Statt per Verordnung erfolgte die Gründung der Aktiengesellschaft nun mittels eines Gesetzes. Der Landtag behielt sich außerdem die Zustimmung zum Gesellschaftsvertrag und zur Veräußerung der Aktien vor. Im Gegensatz zu ursprünglichen Planungen erhielt die neue Gesellschaft nicht nur die Ausbeutungsrechte, sondern auch das Eigentum an den Bergwerken. Streit entzündete sich an der Frage der Aufsichtsratsbesetzung und der Veräußerung von Liegenschaften. Da die Regierungsmehrheit hier dem Landtag keine Zustimmungsrechte einräumte, stimmte am 3. Februar 1927 die Opposition aus SPD, KDP und NSDAP gegen Gesetz und Gesellschaftsvertrag - jedoch ohne Erfolg.

Vergleichbare Vorgänge gab es auch in anderen deutschen Ländern: Württemberg überführte 1921 seine Hüttenwerke in die "Schwäbische Hüttenwerke GmbH" und verkaufte dabei die Hälfte der Anteile an den Gutehoffnungshütte-Konzern. Preußen gründete dagegen 1923/26 mit der "Preussag" eine staatseigene Aktiengesellschaft. Der Freistaat Bayern beteiligte sich 1921 an mehreren neu gegründeten Aktiengesellschaften, nämlich der Bayernwerk AG, Mittlere Isar AG, Walchenseekraftwerk AG sowie der Rhein-Main-Donau AG.

Die Gründung der Bayerischen Berg-, Hütten- und Salzwerke AG 1927

Nachdem das am 3. Februar 1927 beschlossene Gesetz durch seine Verkündung am 1. April rechtswirksam geworden war, wurde die "Bayerische Berg-, Hütten- und Salzwerke AG" am 23. April gegründet und am 21. Juni 1927 ins Handelsregister eingetragen. Alleiniger Aktionär der nicht börsennotierten Gesellschaft war der Freistaat Bayern. Die bisherigen Beamten wurden beurlaubt und als Angestellte übernommen. Sitz der Gesellschaft war weiterhin das Generaldirektionsgebäude in München. Die Betriebe wurden dezentral von kaufmännischen und technischen Direktoren geführt. Das Geschäftsjahr der Gesellschaft dauerte vom 1. Oktober bis 30. September (ab 1949: Kalenderjahr).

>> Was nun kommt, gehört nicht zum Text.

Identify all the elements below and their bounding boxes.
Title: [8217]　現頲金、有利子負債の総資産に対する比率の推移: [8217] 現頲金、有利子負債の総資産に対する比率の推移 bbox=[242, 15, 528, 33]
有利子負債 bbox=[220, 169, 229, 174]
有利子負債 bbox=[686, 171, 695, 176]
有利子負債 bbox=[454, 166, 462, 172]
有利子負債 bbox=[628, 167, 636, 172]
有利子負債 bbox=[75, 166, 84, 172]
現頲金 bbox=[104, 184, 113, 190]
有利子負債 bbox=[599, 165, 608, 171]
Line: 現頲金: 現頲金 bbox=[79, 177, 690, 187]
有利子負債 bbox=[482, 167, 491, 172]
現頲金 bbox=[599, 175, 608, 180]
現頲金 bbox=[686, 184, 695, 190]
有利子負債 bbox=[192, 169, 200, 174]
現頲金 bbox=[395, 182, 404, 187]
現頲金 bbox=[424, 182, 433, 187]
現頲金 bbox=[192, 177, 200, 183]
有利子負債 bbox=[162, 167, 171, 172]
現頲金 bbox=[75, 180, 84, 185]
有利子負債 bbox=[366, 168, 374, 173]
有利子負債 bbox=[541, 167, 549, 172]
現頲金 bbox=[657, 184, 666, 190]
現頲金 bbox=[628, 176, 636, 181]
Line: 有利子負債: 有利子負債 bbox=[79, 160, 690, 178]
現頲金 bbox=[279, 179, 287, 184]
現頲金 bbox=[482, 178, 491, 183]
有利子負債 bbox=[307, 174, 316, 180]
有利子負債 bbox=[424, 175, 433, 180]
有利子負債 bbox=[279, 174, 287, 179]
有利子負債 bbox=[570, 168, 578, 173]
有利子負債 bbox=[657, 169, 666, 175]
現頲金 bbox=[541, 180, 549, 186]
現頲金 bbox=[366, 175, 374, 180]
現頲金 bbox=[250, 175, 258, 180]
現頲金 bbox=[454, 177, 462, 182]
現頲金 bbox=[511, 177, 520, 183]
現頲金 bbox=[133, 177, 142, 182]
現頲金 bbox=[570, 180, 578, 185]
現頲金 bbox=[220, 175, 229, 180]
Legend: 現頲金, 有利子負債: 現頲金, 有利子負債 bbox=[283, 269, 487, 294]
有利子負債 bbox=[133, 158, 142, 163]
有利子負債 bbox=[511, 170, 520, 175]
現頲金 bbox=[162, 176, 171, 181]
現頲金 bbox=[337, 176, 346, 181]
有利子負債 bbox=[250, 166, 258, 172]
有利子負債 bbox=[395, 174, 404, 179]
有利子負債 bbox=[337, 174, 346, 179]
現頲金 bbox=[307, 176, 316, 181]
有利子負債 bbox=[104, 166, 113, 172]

Die Bayerische Berg-, Hütten- und Salzwerke AG übernahm folgende Betriebe:

  • Kohlenbergwerk Peißenberg: Abbau von oberbayerischer Pechkohle in Peißenberg und Peiting
  • Luitpoldhütte Amberg: Eisenerzgrube, Eisenverhüttung, Zementwerk, Schlackensteinfabrik
  • Berg- und Hüttenwerk Bodenmais: Erzeugung von Bodenmaiser Potée (Poliermittel für Glas), Maschinenfabrik
  • Hüttenwerk Bodenwöhr: Handelsgießerei, Emaillierwerk, Inoxydationsanstalt, Pumpenfabrik
  • Hüttenwerk Bergen: Maschinenfabrik und Hammerhütte (Sägewerksbedarf, Straßenwalzen, Eisenbahnbedarf)
  • Hüttenwerk Obereichstätt: Maschinenfabrik, Mühlenbauanstalt, Eisengießerei
  • Hüttenwerk Sonthofen: Maschinenfabrik und Eisengießerei
  • Hüttenwerk Weiherhammer: Maschinenfabrik, Röhrengießerei, Handelsgießerei
  • Salzbergwerk Berchtesgaden: Salzbergwerk und Saline
  • Saline Reichenhall
  • Saline Rosenheim
  • Torfwerk Raubling

Die BHS erhielt ferner das Torfwerk Kendlmühlfilz bei Rottau, das 1926 von der Forstverwaltung gepachtet und von dieser den Landestorfwerken GmbH überlassen worden war. 1940 verkaufte die BHS das Torfwerk an die Strafanstalt Bernau.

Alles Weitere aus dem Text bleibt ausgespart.